Светловолосый юноша посмотрел на меня с любопытством. После концерта мы стояли с ним в многолюдном фойе с бокалами в руках. Я увидел, что он улыбается, и понял, что, должно быть, он представляет себе сейчас скрипачку в ее зеленом шелковом концертном платье с уложенными в красивый узел волосами. Но еще со вчерашнего дня мне запомнился в малейших деталях ее портрет, запечатленный в памяти слепого: женщина в желтом с косой на спине. Ее обнаженные белые руки мелькают в воздухе без малейшего напряжения. При этом она старается сохранять на лице строгое выражение, ее правая рука яростно водит смычком по струнам, а кончики пальцев левой старательно выделывают что-то еще.

Четверо участников струнного квартета заняли на сцене старинную позицию времен Гайдна, едва они заиграли, Ван Влоотен это несомненно услышал: два скрипача по краям, виолончелист и альтист посредине. Это придает звуку известное равновесие, которое мы, зрячая публика, можем увидеть глазами, которые потом передадут полученную информацию ушам: нет, вы только подумайте: виолончель рядом с первой скрипкой, как же это красиво звучит! В тот момент, когда к такому выводу пришел и сам Ван Влоотен, его внимание было уже на совсем другом уровне. Ведь в его мире, прозрачном, безгранично просторном, существовало лишь слышимое, в виде разрозненных фрагментов, в виде предположений, которые разом отпадали, стоило лишь умолкнуть звукам: деревья — это деревья, пока дует ветер, в рассветной тиши в понедельник домов на улице словно бы и нет до тех самых пор, пока не распахнется где-нибудь с шумом окно; луга и холмы — лишь фантомы, проносящиеся по ту и другую сторону от громыхающего поезда… Итак, квартет начал играть, и Ван Влоотен в своем кресле слегка наклонил корпус вперед. Может быть, он в тот день лишь мимолетно, без особого интереса вспоминал Сюзанну Флир, но сейчас наверняка увидел ее на сцене, отчетливо представил ее себе в летнем платьице, ведь то, что звучит, заявляет о своем существовании и дает ответы на вопросы “где” и “как”. Я сидел в этот вечер в зале далеко от него, с правой стороны, и до сих пор вспоминаю, что квартет был по-настоящему в ударе. Очарование полилось сразу, очарование звукового потока, который звучит, звучит наперекор реальности, готовой при первом удобном случае заявить о себе кашлем, шуршаньем, шарканием ног, звучанием настраиваемых струн.

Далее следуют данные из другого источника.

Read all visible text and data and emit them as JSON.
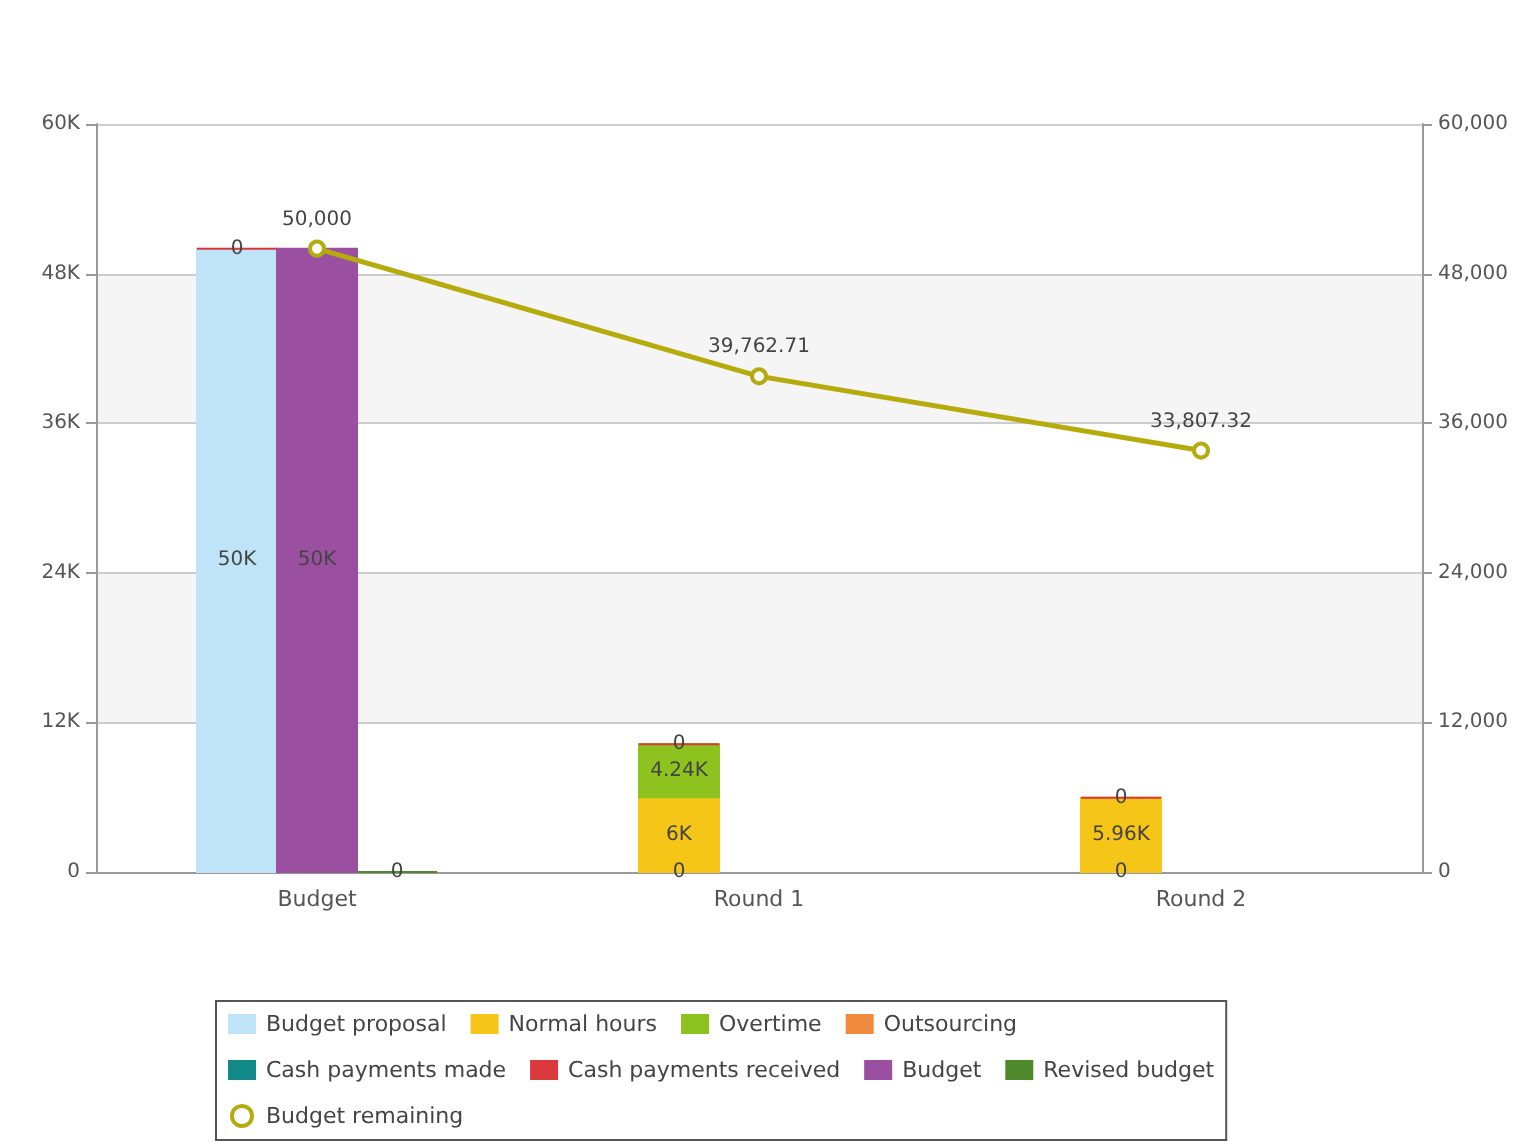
{
  "chart_data": {
    "type": "bar",
    "categories": [
      "Budget",
      "Round 1",
      "Round 2"
    ],
    "series": [
      {
        "name": "Budget proposal",
        "color": "#bfe4f7",
        "base": [
          0,
          0,
          0
        ],
        "values": [
          50000,
          0,
          0
        ],
        "value_labels": [
          "50K",
          "0",
          "0"
        ]
      },
      {
        "name": "Normal hours",
        "color": "#f5c518",
        "base": [
          null,
          0,
          0
        ],
        "values": [
          null,
          6000,
          5960
        ],
        "value_labels": [
          null,
          "6K",
          "5.96K"
        ]
      },
      {
        "name": "Overtime",
        "color": "#8dc21f",
        "base": [
          null,
          6000,
          null
        ],
        "values": [
          null,
          4240,
          null
        ],
        "value_labels": [
          null,
          "4.24K",
          null
        ]
      },
      {
        "name": "Outsourcing",
        "color": "#f08a3c",
        "values": [
          null,
          null,
          null
        ]
      },
      {
        "name": "Cash payments made",
        "color": "#138a8a",
        "values": [
          null,
          null,
          null
        ]
      },
      {
        "name": "Cash payments received",
        "color": "#d9393c",
        "base": [
          50000,
          10240,
          5960
        ],
        "values": [
          0,
          0,
          0
        ],
        "value_labels": [
          "0",
          "0",
          "0"
        ]
      },
      {
        "name": "Budget",
        "color": "#9b4fa0",
        "base": [
          0,
          null,
          null
        ],
        "values": [
          50000,
          null,
          null
        ],
        "value_labels": [
          "50K",
          null,
          null
        ]
      },
      {
        "name": "Revised budget",
        "color": "#4f8a2a",
        "base": [
          0,
          null,
          null
        ],
        "values": [
          0,
          null,
          null
        ],
        "value_labels": [
          "0",
          null,
          null
        ]
      },
      {
        "name": "Budget remaining",
        "type": "line",
        "color": "#b5ab0c",
        "marker": "circle",
        "values": [
          50000,
          39762.71,
          33807.32
        ],
        "value_labels": [
          "50,000",
          "39,762.71",
          "33,807.32"
        ]
      }
    ],
    "ylim": [
      0,
      60000
    ],
    "yticks": [
      0,
      {
        "value": 12000,
        "label": "12K"
      },
      {
        "value": 24000,
        "label": "24K"
      },
      {
        "value": 36000,
        "label": "36K"
      },
      {
        "value": 48000,
        "label": "48K"
      },
      {
        "value": 60000,
        "label": "60K"
      }
    ],
    "y2lim": [
      0,
      60000
    ],
    "y2ticks": [
      0,
      {
        "value": 12000,
        "label": "12,000"
      },
      {
        "value": 24000,
        "label": "24,000"
      },
      {
        "value": 36000,
        "label": "36,000"
      },
      {
        "value": 48000,
        "label": "48,000"
      },
      {
        "value": 60000,
        "label": "60,000"
      }
    ],
    "grid": "y",
    "legend": "bottom"
  }
}
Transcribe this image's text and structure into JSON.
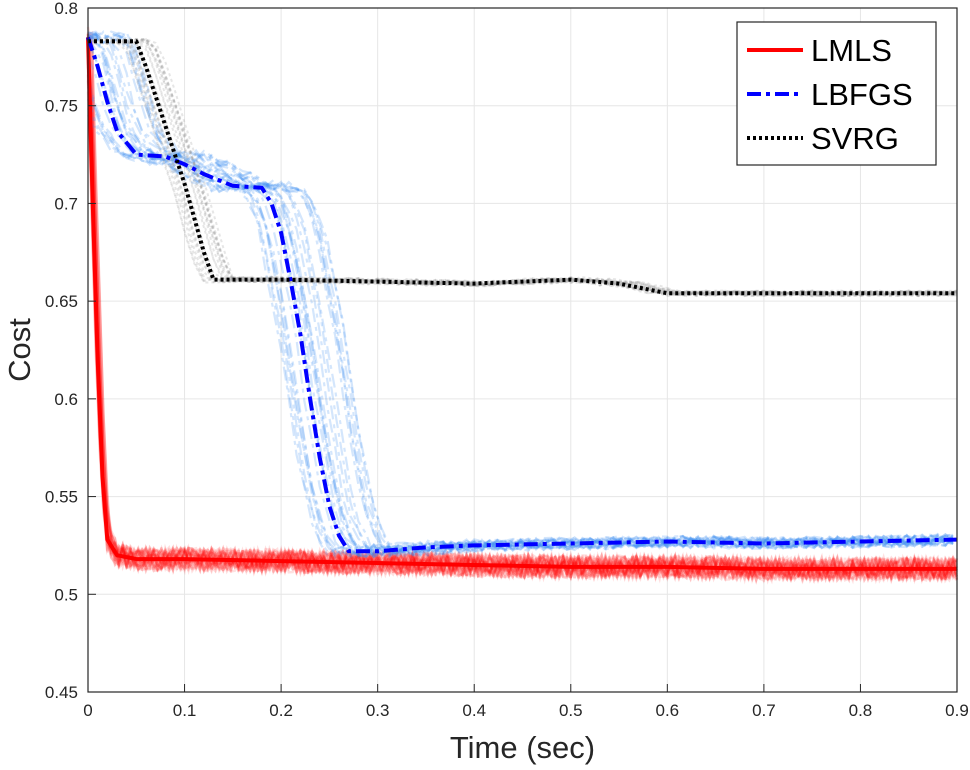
{
  "chart_data": {
    "type": "line",
    "title": "",
    "xlabel": "Time (sec)",
    "ylabel": "Cost",
    "xlim": [
      0,
      0.9
    ],
    "ylim": [
      0.45,
      0.8
    ],
    "x_ticks": [
      "0",
      "0.1",
      "0.2",
      "0.3",
      "0.4",
      "0.5",
      "0.6",
      "0.7",
      "0.8",
      "0.9"
    ],
    "y_ticks": [
      "0.45",
      "0.5",
      "0.55",
      "0.6",
      "0.65",
      "0.7",
      "0.75",
      "0.8"
    ],
    "grid": true,
    "legend_position": "top-right",
    "series": [
      {
        "name": "LMLS",
        "color": "#ff0000",
        "style": "solid",
        "x": [
          0,
          0.005,
          0.01,
          0.015,
          0.02,
          0.03,
          0.05,
          0.1,
          0.2,
          0.3,
          0.4,
          0.5,
          0.6,
          0.7,
          0.8,
          0.9
        ],
        "y": [
          0.785,
          0.7,
          0.62,
          0.56,
          0.528,
          0.52,
          0.518,
          0.518,
          0.517,
          0.516,
          0.515,
          0.514,
          0.514,
          0.513,
          0.513,
          0.513
        ]
      },
      {
        "name": "LBFGS",
        "color": "#0000ff",
        "style": "dashdot",
        "x": [
          0,
          0.01,
          0.02,
          0.03,
          0.05,
          0.08,
          0.1,
          0.12,
          0.15,
          0.18,
          0.19,
          0.2,
          0.21,
          0.22,
          0.23,
          0.24,
          0.25,
          0.26,
          0.27,
          0.3,
          0.35,
          0.4,
          0.5,
          0.6,
          0.7,
          0.8,
          0.9
        ],
        "y": [
          0.785,
          0.77,
          0.752,
          0.737,
          0.725,
          0.724,
          0.72,
          0.715,
          0.709,
          0.708,
          0.7,
          0.685,
          0.66,
          0.633,
          0.6,
          0.57,
          0.545,
          0.53,
          0.522,
          0.522,
          0.524,
          0.525,
          0.526,
          0.527,
          0.526,
          0.527,
          0.528
        ]
      },
      {
        "name": "SVRG",
        "color": "#000000",
        "style": "dotted",
        "x": [
          0,
          0.05,
          0.06,
          0.08,
          0.1,
          0.12,
          0.13,
          0.2,
          0.3,
          0.4,
          0.45,
          0.5,
          0.55,
          0.6,
          0.7,
          0.8,
          0.9
        ],
        "y": [
          0.783,
          0.783,
          0.77,
          0.74,
          0.71,
          0.675,
          0.661,
          0.661,
          0.66,
          0.659,
          0.66,
          0.661,
          0.659,
          0.654,
          0.654,
          0.654,
          0.654
        ]
      }
    ]
  }
}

— Я был рад, что они сыграли четыре части почти без перерывов, на едином дыхании, — сказал мне шотландский скрипач.

Я согласился с ним и сказал, что, по-моему, Яначек все так и задумал. Скрипач наклонил голову, он в этом разбирался.

— Но только он хотел, чтобы паузы между частями были чуть длиннее.

— Да.

— Он хотел, чтобы история как бы сама себя подгоняла.

Мы уставились друг на друга.

— Да, — произнес я наконец. — Он думал о роковой психологической драме, которую ничто на свете не властно предотвратить.

Отвернувшись от собеседника, я заметил на противоположной стороне фойе Ван Влоотена. Он стоял один на пороге между распахнутых дверей балкона, спиной ко мне. Его затылок, возвышающийся над остальными, выделялся на фоне какой-то башенки на улице, кажущейся в сумерках почти черной.


Я никогда не слушаю. Ведь если поднимется вся эта паника, сумеете ли вы нацепить эту малюсенькую масочку себе на нос и на рот? Стюардесса, стоявшая передо мной, почти справилась со своей задачей, ей оставалось лишь закрепить на затылке резинку. Но на воображение пассажиров все это, конечно же, действует, посему я нащупал у себя над головой вентилятор и крутил его до тех пор, пока не почувствовал легкий бриз, повеявший мне в лицо. В памяти промелькнула знакомая строка: “Ветер-ветер, для чего ты усталый труп ласкаешь?” — и в тот же миг я вспомнил, что в Гранд Театр позавчера вечером тоже был небольшой сквозняк.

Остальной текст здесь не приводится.